Child care and early childhood education
Today’s generation of children is the first in which a majority are spending a large part of early childhood in some form of out-of-home child care [45]. Neuroscientific research demonstrates that loving, stable, secure and stimulating relationships with caregivers in the earliest months and years of life are critical for every aspect of a child’s development [45]. We compared the ECE and education services and policies in each country. We focused on the organization of child care, pre-school, and kindergarten and looked specifically at age of enrollment, hours of operation, and contribution from parents and government. As outcomes of ECE and education, we included the Child Development Index (CDI), the Early Development Instrument (EDI), and the educational achievement of 15 year-olds.

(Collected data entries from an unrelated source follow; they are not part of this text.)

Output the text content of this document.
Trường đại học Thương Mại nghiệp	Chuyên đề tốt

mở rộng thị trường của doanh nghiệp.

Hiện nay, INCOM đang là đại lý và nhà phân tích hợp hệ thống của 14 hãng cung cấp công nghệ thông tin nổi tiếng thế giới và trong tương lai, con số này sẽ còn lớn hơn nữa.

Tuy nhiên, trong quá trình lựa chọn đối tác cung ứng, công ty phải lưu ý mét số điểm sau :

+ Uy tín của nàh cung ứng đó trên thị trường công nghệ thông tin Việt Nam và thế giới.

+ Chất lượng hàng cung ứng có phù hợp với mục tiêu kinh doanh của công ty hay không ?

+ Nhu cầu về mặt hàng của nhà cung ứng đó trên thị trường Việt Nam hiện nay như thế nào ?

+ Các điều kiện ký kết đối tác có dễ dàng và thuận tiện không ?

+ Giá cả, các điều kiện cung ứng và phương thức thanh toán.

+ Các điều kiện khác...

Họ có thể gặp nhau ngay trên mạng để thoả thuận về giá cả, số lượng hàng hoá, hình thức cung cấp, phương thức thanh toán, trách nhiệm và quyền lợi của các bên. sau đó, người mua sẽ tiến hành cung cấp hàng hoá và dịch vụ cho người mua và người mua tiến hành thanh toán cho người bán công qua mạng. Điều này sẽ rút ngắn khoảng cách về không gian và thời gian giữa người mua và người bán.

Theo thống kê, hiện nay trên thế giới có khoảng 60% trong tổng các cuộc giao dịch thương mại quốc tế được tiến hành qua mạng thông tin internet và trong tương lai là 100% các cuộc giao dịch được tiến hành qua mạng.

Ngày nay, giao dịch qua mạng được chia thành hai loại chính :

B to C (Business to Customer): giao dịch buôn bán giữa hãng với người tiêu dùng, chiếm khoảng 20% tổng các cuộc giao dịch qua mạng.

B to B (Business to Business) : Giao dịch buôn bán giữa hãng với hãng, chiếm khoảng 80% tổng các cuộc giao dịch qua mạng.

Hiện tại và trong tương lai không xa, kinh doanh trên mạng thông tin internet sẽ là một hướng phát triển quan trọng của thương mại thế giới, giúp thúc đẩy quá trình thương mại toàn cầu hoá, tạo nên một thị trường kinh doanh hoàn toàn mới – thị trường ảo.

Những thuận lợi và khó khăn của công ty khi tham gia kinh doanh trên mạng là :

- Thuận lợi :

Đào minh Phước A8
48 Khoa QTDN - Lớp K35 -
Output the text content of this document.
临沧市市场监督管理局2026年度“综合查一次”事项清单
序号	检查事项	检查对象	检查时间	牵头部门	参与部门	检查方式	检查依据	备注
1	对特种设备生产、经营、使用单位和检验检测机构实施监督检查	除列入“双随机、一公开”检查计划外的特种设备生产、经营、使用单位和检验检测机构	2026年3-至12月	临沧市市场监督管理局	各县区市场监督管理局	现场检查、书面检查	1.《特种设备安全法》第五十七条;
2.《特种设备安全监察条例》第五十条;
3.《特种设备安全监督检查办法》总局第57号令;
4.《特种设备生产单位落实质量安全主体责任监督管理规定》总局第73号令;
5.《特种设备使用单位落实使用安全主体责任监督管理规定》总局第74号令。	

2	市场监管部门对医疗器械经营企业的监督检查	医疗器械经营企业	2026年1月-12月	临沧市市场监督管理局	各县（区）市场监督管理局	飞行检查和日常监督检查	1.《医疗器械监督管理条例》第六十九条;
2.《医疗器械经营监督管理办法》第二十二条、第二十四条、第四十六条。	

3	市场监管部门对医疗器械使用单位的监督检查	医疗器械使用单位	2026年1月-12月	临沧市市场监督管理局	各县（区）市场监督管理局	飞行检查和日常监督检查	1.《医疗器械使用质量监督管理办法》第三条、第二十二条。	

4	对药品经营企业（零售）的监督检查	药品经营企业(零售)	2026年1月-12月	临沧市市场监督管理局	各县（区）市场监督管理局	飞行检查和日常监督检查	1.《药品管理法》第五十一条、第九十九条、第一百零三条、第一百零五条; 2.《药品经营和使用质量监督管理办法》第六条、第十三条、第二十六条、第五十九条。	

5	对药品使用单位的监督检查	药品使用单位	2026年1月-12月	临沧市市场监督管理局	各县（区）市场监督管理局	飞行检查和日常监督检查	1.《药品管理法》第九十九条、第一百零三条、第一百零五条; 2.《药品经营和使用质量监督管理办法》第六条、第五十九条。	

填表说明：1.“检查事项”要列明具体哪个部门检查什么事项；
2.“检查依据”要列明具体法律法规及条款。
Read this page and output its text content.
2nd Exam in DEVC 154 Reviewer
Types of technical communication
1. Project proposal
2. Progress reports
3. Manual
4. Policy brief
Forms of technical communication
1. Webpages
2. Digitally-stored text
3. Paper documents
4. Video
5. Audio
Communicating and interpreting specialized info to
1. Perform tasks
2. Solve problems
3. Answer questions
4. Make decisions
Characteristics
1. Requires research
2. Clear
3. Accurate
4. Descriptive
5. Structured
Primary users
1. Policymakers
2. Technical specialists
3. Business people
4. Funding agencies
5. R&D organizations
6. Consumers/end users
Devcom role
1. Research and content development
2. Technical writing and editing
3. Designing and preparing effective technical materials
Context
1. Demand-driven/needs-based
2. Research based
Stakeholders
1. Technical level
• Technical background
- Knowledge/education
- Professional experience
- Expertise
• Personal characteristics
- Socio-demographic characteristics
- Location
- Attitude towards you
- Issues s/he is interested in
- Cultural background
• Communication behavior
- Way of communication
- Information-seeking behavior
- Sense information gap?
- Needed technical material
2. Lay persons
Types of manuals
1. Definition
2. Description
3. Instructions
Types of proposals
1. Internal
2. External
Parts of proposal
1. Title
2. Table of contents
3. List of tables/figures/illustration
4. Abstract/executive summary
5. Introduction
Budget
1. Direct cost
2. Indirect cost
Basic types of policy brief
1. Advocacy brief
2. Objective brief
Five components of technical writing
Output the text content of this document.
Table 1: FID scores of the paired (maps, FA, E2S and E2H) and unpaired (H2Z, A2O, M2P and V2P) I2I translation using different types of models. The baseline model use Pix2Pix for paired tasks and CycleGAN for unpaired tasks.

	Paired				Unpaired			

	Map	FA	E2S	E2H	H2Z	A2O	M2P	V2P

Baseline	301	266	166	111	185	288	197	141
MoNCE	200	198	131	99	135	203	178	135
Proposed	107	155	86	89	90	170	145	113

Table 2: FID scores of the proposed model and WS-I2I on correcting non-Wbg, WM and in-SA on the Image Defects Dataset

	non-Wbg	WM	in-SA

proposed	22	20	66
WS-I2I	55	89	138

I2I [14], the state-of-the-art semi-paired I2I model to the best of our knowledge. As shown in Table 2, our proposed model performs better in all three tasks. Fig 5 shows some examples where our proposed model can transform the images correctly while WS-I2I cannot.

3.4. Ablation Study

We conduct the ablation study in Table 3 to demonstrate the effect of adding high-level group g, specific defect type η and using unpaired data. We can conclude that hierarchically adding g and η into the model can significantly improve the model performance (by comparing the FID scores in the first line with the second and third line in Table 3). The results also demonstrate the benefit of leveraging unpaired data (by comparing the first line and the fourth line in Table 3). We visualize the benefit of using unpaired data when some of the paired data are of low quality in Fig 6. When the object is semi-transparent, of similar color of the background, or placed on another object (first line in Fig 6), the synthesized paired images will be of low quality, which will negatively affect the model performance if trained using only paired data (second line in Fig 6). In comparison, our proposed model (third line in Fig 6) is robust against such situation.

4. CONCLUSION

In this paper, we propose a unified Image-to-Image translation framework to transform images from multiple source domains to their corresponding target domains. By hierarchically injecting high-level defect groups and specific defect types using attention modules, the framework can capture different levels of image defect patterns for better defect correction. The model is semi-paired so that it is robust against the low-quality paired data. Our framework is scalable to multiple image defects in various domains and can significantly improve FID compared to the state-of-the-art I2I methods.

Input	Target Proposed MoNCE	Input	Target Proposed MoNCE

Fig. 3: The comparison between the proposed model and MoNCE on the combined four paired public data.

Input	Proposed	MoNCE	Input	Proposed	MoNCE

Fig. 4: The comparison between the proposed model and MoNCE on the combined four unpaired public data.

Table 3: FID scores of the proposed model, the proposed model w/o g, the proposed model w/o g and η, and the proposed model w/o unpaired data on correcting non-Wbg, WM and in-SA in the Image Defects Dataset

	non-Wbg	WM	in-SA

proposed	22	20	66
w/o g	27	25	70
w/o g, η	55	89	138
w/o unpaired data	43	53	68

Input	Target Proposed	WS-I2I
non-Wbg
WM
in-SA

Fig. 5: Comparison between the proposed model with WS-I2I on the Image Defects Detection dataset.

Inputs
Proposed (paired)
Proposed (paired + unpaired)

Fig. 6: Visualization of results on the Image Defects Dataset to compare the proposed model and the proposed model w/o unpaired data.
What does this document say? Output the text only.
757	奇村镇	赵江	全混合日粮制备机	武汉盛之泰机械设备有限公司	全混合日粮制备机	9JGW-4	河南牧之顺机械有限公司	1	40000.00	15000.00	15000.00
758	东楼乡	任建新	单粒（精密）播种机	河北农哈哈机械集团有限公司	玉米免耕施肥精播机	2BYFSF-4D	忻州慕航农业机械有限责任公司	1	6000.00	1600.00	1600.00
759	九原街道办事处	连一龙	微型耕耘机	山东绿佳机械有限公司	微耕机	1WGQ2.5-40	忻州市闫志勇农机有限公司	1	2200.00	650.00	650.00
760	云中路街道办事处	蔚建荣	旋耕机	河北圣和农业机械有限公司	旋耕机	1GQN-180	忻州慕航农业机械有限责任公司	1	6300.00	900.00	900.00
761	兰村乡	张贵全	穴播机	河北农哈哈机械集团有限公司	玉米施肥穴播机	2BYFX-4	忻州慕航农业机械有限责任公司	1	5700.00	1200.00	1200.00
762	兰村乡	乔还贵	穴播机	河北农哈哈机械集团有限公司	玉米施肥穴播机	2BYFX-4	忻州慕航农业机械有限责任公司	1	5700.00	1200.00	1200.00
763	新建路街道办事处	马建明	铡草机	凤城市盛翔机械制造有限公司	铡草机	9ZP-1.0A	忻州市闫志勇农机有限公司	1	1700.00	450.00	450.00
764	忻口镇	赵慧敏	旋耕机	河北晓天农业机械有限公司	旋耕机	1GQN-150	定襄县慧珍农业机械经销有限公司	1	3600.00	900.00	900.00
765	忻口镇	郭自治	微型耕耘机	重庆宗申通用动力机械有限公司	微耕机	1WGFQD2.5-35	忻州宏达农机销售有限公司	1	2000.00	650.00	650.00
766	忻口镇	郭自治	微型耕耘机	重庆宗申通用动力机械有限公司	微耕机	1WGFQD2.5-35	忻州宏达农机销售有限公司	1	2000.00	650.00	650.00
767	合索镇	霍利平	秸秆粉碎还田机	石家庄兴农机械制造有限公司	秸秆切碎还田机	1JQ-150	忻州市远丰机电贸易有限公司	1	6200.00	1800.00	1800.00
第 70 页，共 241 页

Child care centres, or daycares, are places where parents can take children for care while they are otherwise occupied (e.g., while at work). There is generally some cost borne by the parent. Child care centres may be formal institutions or home-based. There are no global databases that collect comprehensive information on child care centres; information was obtained from various reports [42, 46–49].
Pre-school or infant education is a formal environment to stimulate child development in multiple domains. Programs may or may not charge parents a fee. Again, no global database containing this information exists, so data were compiled from various reports [50, 51].
Kindergarten represents the first formal education level in school. Data on kindergarten start age was obtained from national policy sources.
School readiness measures a child’s preparedness to perform in multiple domains (e.g., emotional, behavioural, cognitive) in the school environment. There are no globally accepted measures of school readiness, however several different methods have been developed and are used to differing degrees around the world [52–55]. For example, the EDI is an internationally recognized tool which can be used to assess school readiness on a population-level [56]. The instrument evaluates children in 5 key domains of early development: physical, social, emotional, communication, and language and cognitive skills. Children who fall in the lowest 10th percentile for a given domain are deemed “vulnerable” in that area [57]. Data in this area are presented for interest, but comparability is limited by differences in source, method of collection/sampling, and validity of the measures. The CDI is a tool used globally to assess countries’ performance on child health, education, and nutrition [58]. Countries are ranked according to their scores based on a child’s risk of dying before his/her fifth birthday, of not enrolling in school, and of being underweight [58]. The CDI is measured on a scale of 0 to 100 with a higher number suggesting children are worse off [58]. To consider longer-term outcomes of child care and ECE, the educational achievement of 15 year-olds in reading, math and scientific literacy were reviewed. The OECD conducted a cross-sectional survey of 250,000 students in 41 countries [45]. Students were given a 2-hour test designed by a group of international experts that measured ability in literacy, numeracy, and science as applied to the management of everyday life [45]. Students were measured on a numerical scale with the OECD average being around 500 [59]. Equivalent data for Cuba were not available.